There are lots of places on-line where people complain of the problem, but few places undertake to list all the causes.  Here’s a pretty complete list to consider if your rose fails to bloom.

  • Light – Your rose should get at least six hours of direct, unfiltered light. Some hybrid teas need more than eight to bloom. A few old roses and hybrid musks might get by on just a bit less.  Lack of light is the leading cause of failure to bloom in roses.
  • Water – Soil at six inches and deeper (established roses) should not dry out. Some well-established plants do fine through long dry spells; but repeating roses that fail to bloom in summer or fall might sometimes be reacting to stress from drought. Give them a deep, slow watering. A rule of thumb is an inch of water per week. Twice that when the temperature is over 90F for most of the day.
  • Standard Nutrition – Fertilize with an organic fertilizer such as Mills Magic. Or use a slow-release fertilizer like Osmocote. Too much nitrogen will cause growth at the expense of bloom.
  • Non-Standard Nutrition – Have your soil checked, and have it amended to fix imbalances.  Some advocate administering bone meal, or epsom salts, or potassium-magnesium sulfate to encourage bloom, a tablespoon at a time.

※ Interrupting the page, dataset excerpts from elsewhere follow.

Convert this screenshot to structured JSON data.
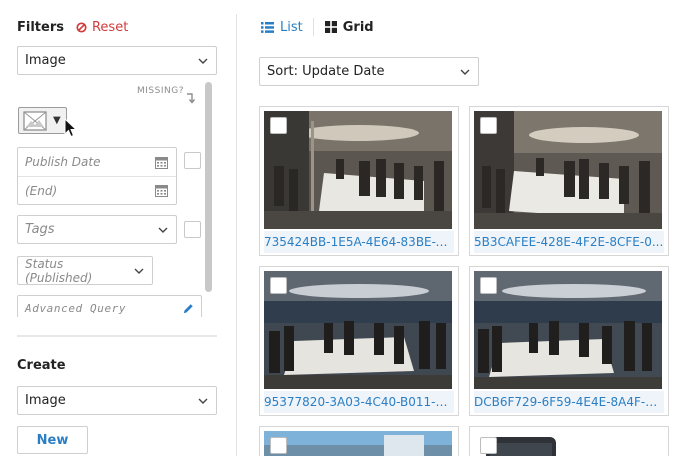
{
  "filters": {
    "title": "Filters",
    "reset_label": "Reset",
    "type_select": "Image",
    "missing_label": "MISSING?",
    "publish_date_placeholder": "Publish Date",
    "end_date_placeholder": "(End)",
    "tags_placeholder": "Tags",
    "status_placeholder": "Status (Published)",
    "advanced_query_placeholder": "Advanced Query"
  },
  "create": {
    "title": "Create",
    "type_select": "Image",
    "new_label": "New"
  },
  "view": {
    "list_label": "List",
    "grid_label": "Grid",
    "selected": "grid"
  },
  "sort": {
    "label": "Sort: Update Date"
  },
  "results": [
    {
      "caption": "735424BB-1E5A-4E64-83BE-B..."
    },
    {
      "caption": "5B3CAFEE-428E-4F2E-8CFE-0..."
    },
    {
      "caption": "95377820-3A03-4C40-B011-4..."
    },
    {
      "caption": "DCB6F729-6F59-4E4E-8A4F-7..."
    },
    {
      "caption": ""
    },
    {
      "caption": ""
    }
  ],
  "colors": {
    "accent": "#2a7fc4",
    "reset": "#d23b3b"
  }
}
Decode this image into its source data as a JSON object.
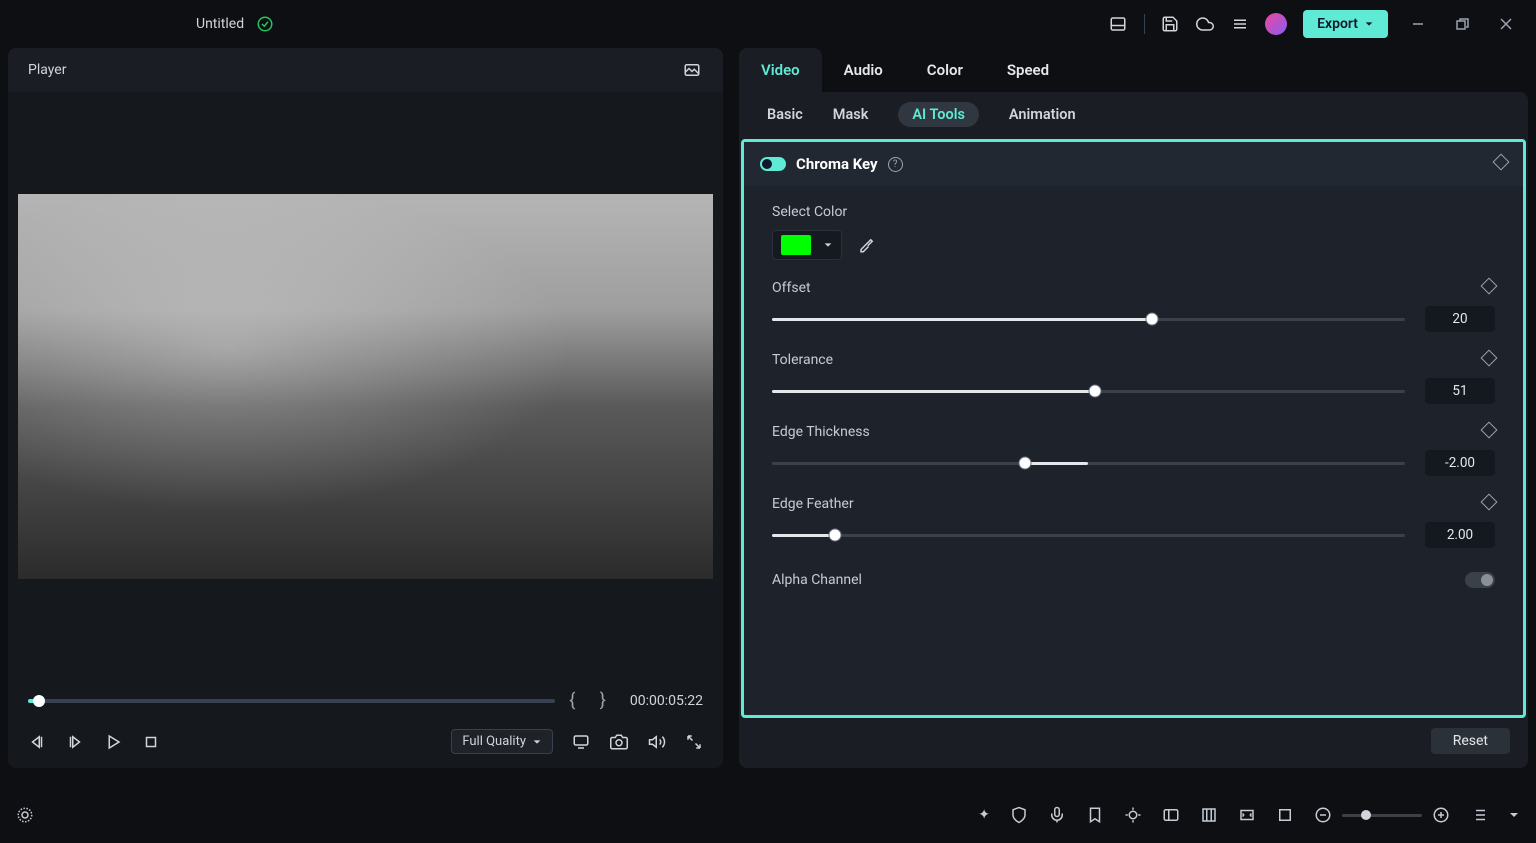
{
  "header": {
    "title": "Untitled",
    "export_label": "Export"
  },
  "player": {
    "title": "Player",
    "timecode": "00:00:05:22",
    "quality": "Full Quality",
    "scrub_percent": 2
  },
  "tabs": {
    "top": [
      {
        "label": "Video",
        "active": true
      },
      {
        "label": "Audio",
        "active": false
      },
      {
        "label": "Color",
        "active": false
      },
      {
        "label": "Speed",
        "active": false
      }
    ],
    "sub": [
      {
        "label": "Basic",
        "active": false
      },
      {
        "label": "Mask",
        "active": false
      },
      {
        "label": "AI Tools",
        "active": true
      },
      {
        "label": "Animation",
        "active": false
      }
    ]
  },
  "chroma": {
    "title": "Chroma Key",
    "select_color_label": "Select Color",
    "selected_color": "#00ff00",
    "sliders": [
      {
        "label": "Offset",
        "value": "20",
        "fill_pct": 60,
        "thumb_pct": 60
      },
      {
        "label": "Tolerance",
        "value": "51",
        "fill_pct": 51,
        "thumb_pct": 51
      },
      {
        "label": "Edge Thickness",
        "value": "-2.00",
        "fill_pct_start": 40,
        "fill_pct_end": 50,
        "thumb_pct": 40
      },
      {
        "label": "Edge Feather",
        "value": "2.00",
        "fill_pct": 10,
        "thumb_pct": 10
      }
    ],
    "alpha_label": "Alpha Channel"
  },
  "reset_label": "Reset"
}
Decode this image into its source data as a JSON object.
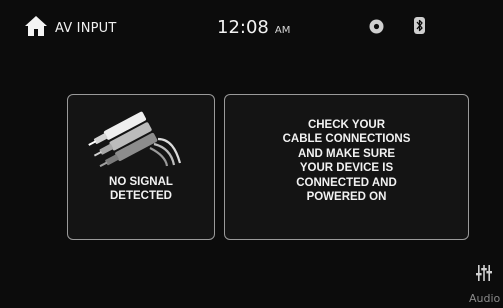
{
  "status_bar": {
    "source_title": "AV INPUT",
    "time": "12:08",
    "ampm": "AM",
    "icons": [
      "home-icon",
      "disc-icon",
      "bluetooth-icon"
    ]
  },
  "no_signal_panel": {
    "icon": "av-cable-icon",
    "text": "NO SIGNAL\nDETECTED"
  },
  "message_panel": {
    "text": "CHECK YOUR\nCABLE CONNECTIONS\nAND MAKE SURE\nYOUR DEVICE IS\nCONNECTED AND\nPOWERED ON"
  },
  "audio_control": {
    "icon": "equalizer-icon",
    "label": "Audio"
  },
  "colors": {
    "background": "#0c0c0c",
    "panel_border": "#9a9a9a",
    "text": "#f2f2f2",
    "muted_text": "#8a8a8a"
  }
}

  • Bud Union – If it’s a grafted rose, check the bud union. Sometimes a graft is bad or the scion dies and the rootstock pushes up: and sometimes rootstock doesn’t bloom very well.

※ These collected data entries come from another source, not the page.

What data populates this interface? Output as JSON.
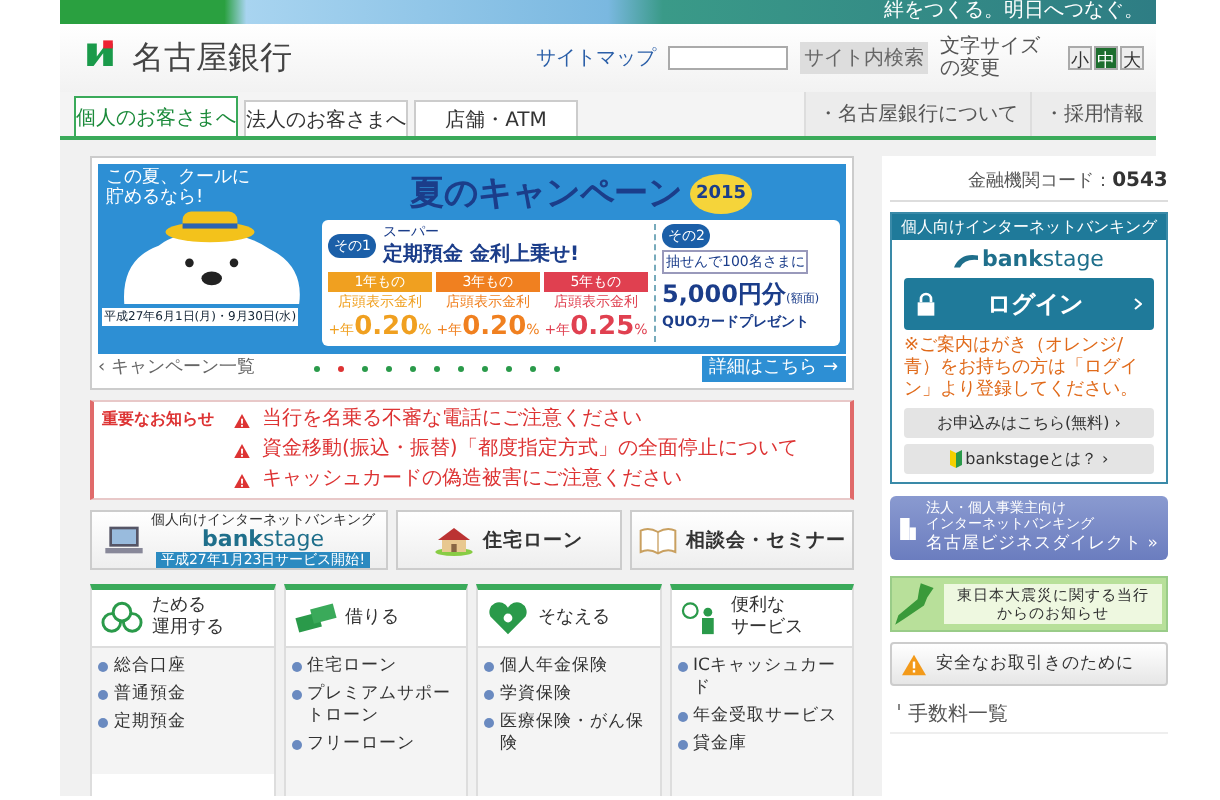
{
  "header": {
    "tagline": "絆をつくる。明日へつなぐ。",
    "bank_name": "名古屋銀行",
    "sitemap": "サイトマップ",
    "search_button": "サイト内検索",
    "font_size_label": "文字サイズの変更",
    "font_sizes": [
      {
        "label": "小",
        "selected": false
      },
      {
        "label": "中",
        "selected": true
      },
      {
        "label": "大",
        "selected": false
      }
    ]
  },
  "tabs": [
    {
      "label": "個人のお客さまへ",
      "selected": true
    },
    {
      "label": "法人のお客さまへ",
      "selected": false
    },
    {
      "label": "店舗・ATM",
      "selected": false
    }
  ],
  "nav_links": [
    "・名古屋銀行について",
    "・採用情報"
  ],
  "banner": {
    "catch": "この夏、クールに貯めるなら!",
    "title": "夏のキャンペーン",
    "year": "2015",
    "period": "平成27年6月1日(月)・9月30日(水)",
    "offer1": {
      "tag": "その1",
      "sub": "スーパー",
      "headline": "定期預金 金利上乗せ!",
      "rates": [
        {
          "term": "1年もの",
          "label": "店頭表示金利",
          "prefix": "+年",
          "value": "0.20",
          "unit": "%",
          "color": "#f0a020"
        },
        {
          "term": "3年もの",
          "label": "店頭表示金利",
          "prefix": "+年",
          "value": "0.20",
          "unit": "%",
          "color": "#f08020"
        },
        {
          "term": "5年もの",
          "label": "店頭表示金利",
          "prefix": "+年",
          "value": "0.25",
          "unit": "%",
          "color": "#e04050"
        }
      ]
    },
    "offer2": {
      "tag": "その2",
      "lottery": "抽せんで100名さまに",
      "amount": "5,000円分",
      "amount_note": "(額面)",
      "prize": "QUOカードプレゼント"
    },
    "list_link": "‹ キャンペーン一覧",
    "detail_link": "詳細はこちら →",
    "dots": [
      {
        "selected": false
      },
      {
        "selected": true
      },
      {
        "selected": false
      },
      {
        "selected": false
      },
      {
        "selected": false
      },
      {
        "selected": false
      },
      {
        "selected": false
      },
      {
        "selected": false
      },
      {
        "selected": false
      },
      {
        "selected": false
      },
      {
        "selected": false
      }
    ]
  },
  "notices": {
    "title": "重要なお知らせ",
    "items": [
      "当行を名乗る不審な電話にご注意ください",
      "資金移動(振込・振替)「都度指定方式」の全面停止について",
      "キャッシュカードの偽造被害にご注意ください"
    ]
  },
  "quick_links": [
    {
      "kind": "bankstage",
      "caption": "個人向けインターネットバンキング",
      "logo": "**bank**stage",
      "note": "平成27年1月23日サービス開始!"
    },
    {
      "kind": "house",
      "label": "住宅ローン"
    },
    {
      "kind": "book",
      "label": "相談会・セミナー"
    }
  ],
  "categories": [
    {
      "kind": "save",
      "title": [
        "ためる",
        "運用する"
      ],
      "items": [
        "総合口座",
        "普通預金",
        "定期預金"
      ]
    },
    {
      "kind": "borrow",
      "title": [
        "借りる"
      ],
      "items": [
        "住宅ローン",
        "プレミアムサポートローン",
        "フリーローン"
      ]
    },
    {
      "kind": "prepare",
      "title": [
        "そなえる"
      ],
      "items": [
        "個人年金保険",
        "学資保険",
        "医療保険・がん保険"
      ]
    },
    {
      "kind": "service",
      "title": [
        "便利な",
        "サービス"
      ],
      "items": [
        "ICキャッシュカード",
        "年金受取サービス",
        "貸金庫"
      ]
    }
  ],
  "sidebar": {
    "code_label": "金融機関コード：",
    "code": "0543",
    "ib": {
      "title": "個人向けインターネットバンキング",
      "logo": "**bank**stage",
      "login": "ログイン",
      "notice": "※ご案内はがき（オレンジ/青）をお持ちの方は「ログイン」より登録してください。",
      "apply": "お申込みはこちら(無料) ›",
      "about": "bankstageとは？ ›"
    },
    "business": {
      "caption": [
        "法人・個人事業主向け",
        "インターネットバンキング"
      ],
      "name": "名古屋ビジネスダイレクト »"
    },
    "quake": "東日本大震災に関する当行からのお知らせ",
    "safety": "安全なお取引きのために",
    "links": [
      "手数料一覧"
    ]
  }
}
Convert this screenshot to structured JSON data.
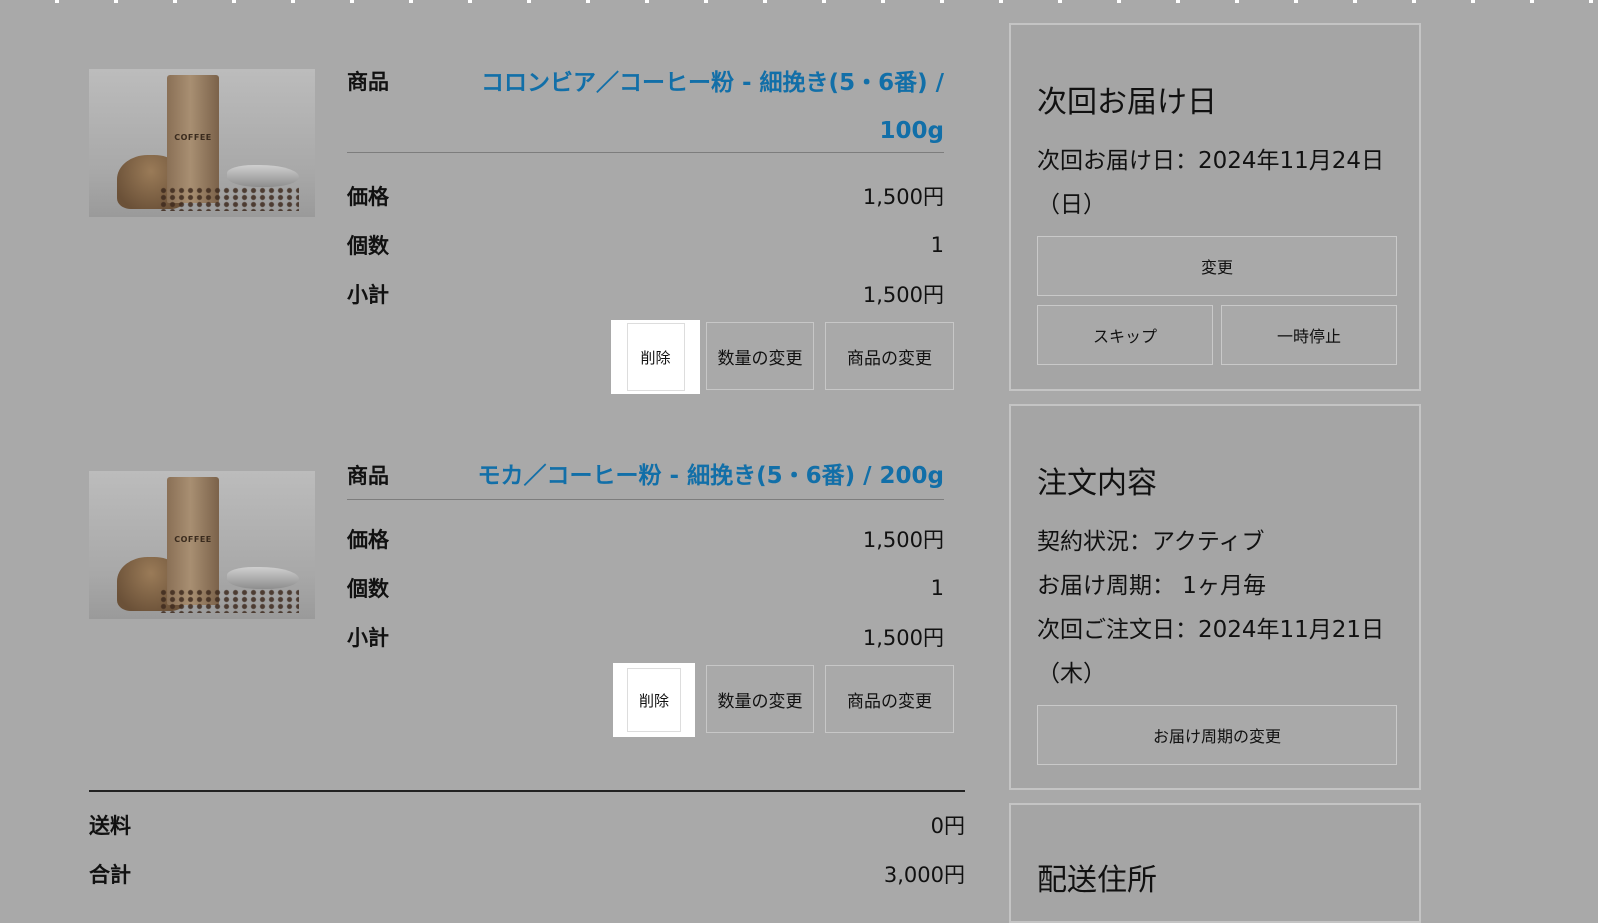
{
  "items": [
    {
      "image": {
        "icon": "coffee-bag-image",
        "bag_text": "COFFEE"
      },
      "product_label": "商品",
      "product_name": "コロンビア／コーヒー粉 - 細挽き(5・6番) / 100g",
      "price_label": "価格",
      "price": "1,500円",
      "qty_label": "個数",
      "qty": "1",
      "subtotal_label": "小計",
      "subtotal": "1,500円",
      "buttons": {
        "delete": "削除",
        "change_qty": "数量の変更",
        "change_product": "商品の変更"
      }
    },
    {
      "image": {
        "icon": "coffee-bag-image",
        "bag_text": "COFFEE"
      },
      "product_label": "商品",
      "product_name": "モカ／コーヒー粉 - 細挽き(5・6番) / 200g",
      "price_label": "価格",
      "price": "1,500円",
      "qty_label": "個数",
      "qty": "1",
      "subtotal_label": "小計",
      "subtotal": "1,500円",
      "buttons": {
        "delete": "削除",
        "change_qty": "数量の変更",
        "change_product": "商品の変更"
      }
    }
  ],
  "totals": {
    "shipping_label": "送料",
    "shipping": "0円",
    "total_label": "合計",
    "total": "3,000円"
  },
  "sidebar": {
    "next_delivery": {
      "title": "次回お届け日",
      "text": "次回お届け日：2024年11月24日（日）",
      "change_button": "変更",
      "skip_button": "スキップ",
      "pause_button": "一時停止"
    },
    "order": {
      "title": "注文内容",
      "status": "契約状況：アクティブ",
      "cycle": "お届け周期： 1ヶ月毎",
      "next_order": "次回ご注文日：2024年11月21日（木）",
      "change_cycle_button": "お届け周期の変更"
    },
    "shipping_address": {
      "title": "配送住所"
    }
  },
  "colors": {
    "background": "#a9a9a9",
    "link": "#126fa8",
    "highlight": "#ffffff"
  }
}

  • Pruning – Pruning the wrong way can have a negative effect on blooming. Prune once-blooming roses within a few weeks of when they have bloomed. Prune repeat-flowering roses such as floribundas and hybrid tea roses in spring before they start to leaf out. If you live in a place with a lot of freezing and thawing in spring, you may want to delay doing this until hard frosts have passed – especially with frost-tender plants. Bear in mind that different rose cultivars respond to pruning differently.  While many hybrid tea roses and floribundas might be invigorated by heavy pruning, some tea roses and other old roses might sulk or give up.  Seek advice about your rose cultivar at a place like HelpMeFind roses before pruning hard.
  • Frost – Late frosts can kill rose plants. Or they can freeze spring rose buds. By planting cold hardy roses this effect can sometimes be ameliorated. It is possible, too, that applying a few extra inches of mulch will slow the warming of the soil, possibly delaying bud development just a tiny bit.

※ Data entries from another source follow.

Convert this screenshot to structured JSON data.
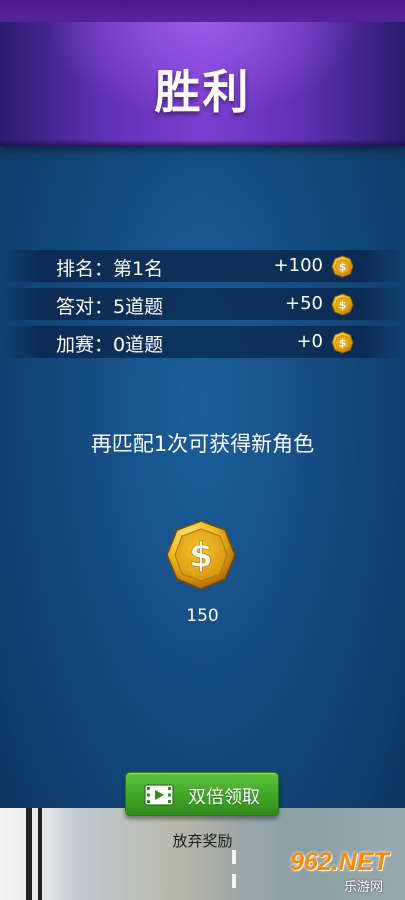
{
  "header": {
    "title": "胜利"
  },
  "rewards": [
    {
      "label": "排名：第1名",
      "value": "+100",
      "icon": "coin-icon"
    },
    {
      "label": "答对：5道题",
      "value": "+50",
      "icon": "coin-icon"
    },
    {
      "label": "加赛：0道题",
      "value": "+0",
      "icon": "coin-icon"
    }
  ],
  "message": "再匹配1次可获得新角色",
  "coin_total": {
    "amount": "150",
    "icon": "dollar-coin-icon"
  },
  "buttons": {
    "double_reward": "双倍领取",
    "double_reward_icon": "video-icon",
    "abandon": "放弃奖励"
  },
  "watermark": {
    "brand": "962.NET",
    "sub": "乐游网"
  },
  "colors": {
    "title_bar": "#6a34c0",
    "background": "#154d82",
    "button_green": "#3fa528",
    "coin_gold": "#f2b51c"
  }
}
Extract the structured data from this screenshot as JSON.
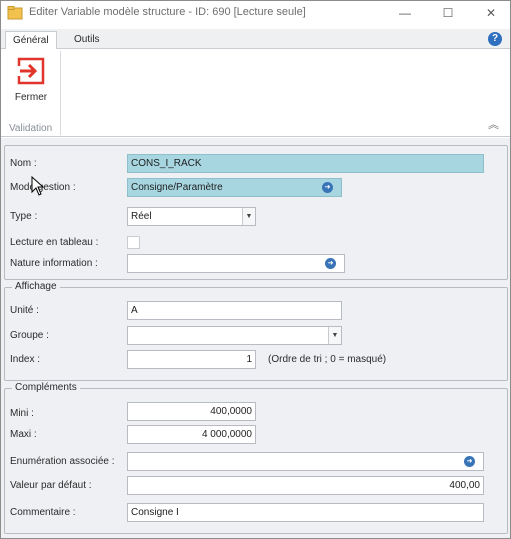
{
  "window": {
    "title": "Editer Variable modèle structure - ID: 690  [Lecture seule]",
    "minimize_glyph": "—",
    "maximize_glyph": "☐",
    "close_glyph": "✕"
  },
  "ribbon": {
    "tabs": [
      {
        "label": "Général",
        "active": true
      },
      {
        "label": "Outils",
        "active": false
      }
    ],
    "help_glyph": "?",
    "close_button_label": "Fermer",
    "group_label": "Validation",
    "collapse_glyph": "︽"
  },
  "general": {
    "nom_label": "Nom :",
    "nom_value": "CONS_I_RACK",
    "mode_gestion_label": "Mode gestion :",
    "mode_gestion_value": "Consigne/Paramètre",
    "type_label": "Type :",
    "type_value": "Réel",
    "lecture_tableau_label": "Lecture en tableau :",
    "nature_info_label": "Nature information :",
    "nature_info_value": ""
  },
  "affichage": {
    "title": "Affichage",
    "unite_label": "Unité :",
    "unite_value": "A",
    "groupe_label": "Groupe :",
    "groupe_value": "",
    "index_label": "Index :",
    "index_value": "1",
    "index_hint": "(Ordre de tri ; 0 = masqué)"
  },
  "complements": {
    "title": "Compléments",
    "mini_label": "Mini :",
    "mini_value": "400,0000",
    "maxi_label": "Maxi :",
    "maxi_value": "4 000,0000",
    "enum_label": "Enumération associée :",
    "enum_value": "",
    "defaut_label": "Valeur par défaut :",
    "defaut_value": "400,00",
    "commentaire_label": "Commentaire :",
    "commentaire_value": "Consigne I"
  },
  "colors": {
    "highlight": "#a7d6e0",
    "accent_red": "#e0352b",
    "link_blue": "#3974b8"
  }
}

  • Training – Climbing roses, bourbon roses, hybrid perpetual roses, and some other roses make strongly vertical growth and will typically bloom at the end of a vertical shoot. Train canes at a more horizontal angle, about 45 degrees, or peg the long cane to the ground. This causes them to make ‘laterals’ and these lateral branches each form a bloom. The number of blossoms formed by a long cane may be multiplied by ten or twenty or more using this method. And the rose likes it.
  • Disease  – Serious infestations of blackspot or mildew will weaken a rose, and the effects can sometimes carry over into the next season.  If your rose spends more than a week or two defoliated during the growing season thanks to fungal infection, this could be weakening the rose to the point it will not bloom.  Only if you get the infection under control will it perform better.  Sometimes PNRV or some other viral or bacterial infection will weaken a rose, too.
  • Pests – Serious infestations of pests can weaken a rose, too.  Most pests don’t do serious damage, and the ones that do generally kill the rose. Japanese beetles or pocket gophers can nibble a rose to death. Trapping can sometimes help here.  Deer can nibble young roses to death; they also like to feast on rose blossoms. High fences can  help. Thrips can suck all the vital fluids from a rose bud and prevent it from opening.  A solution is to plant a trap plant such as Lagerfeld.  If that’s not enough, dust Lagerfeld’s blossoms with rotenone or pyrethrum during thrips season in spring.
  • Check References – Some roses can take up to five years or more to get established, Sunset Celebration, for example. Others put a lot of energy into making a few roses, Parole, for example. Still others are just stingy. Remember, too, that not all roses are remontant; some only bloom in spring or summer.  Check ARS Handbook for Selecting Roses, or the online resource HelpMeFind.

Once all these possibilities have been exhausted and the rose is still not blooming, the best advice might just be to remove the rose and plant something else. Some causes are hopeless.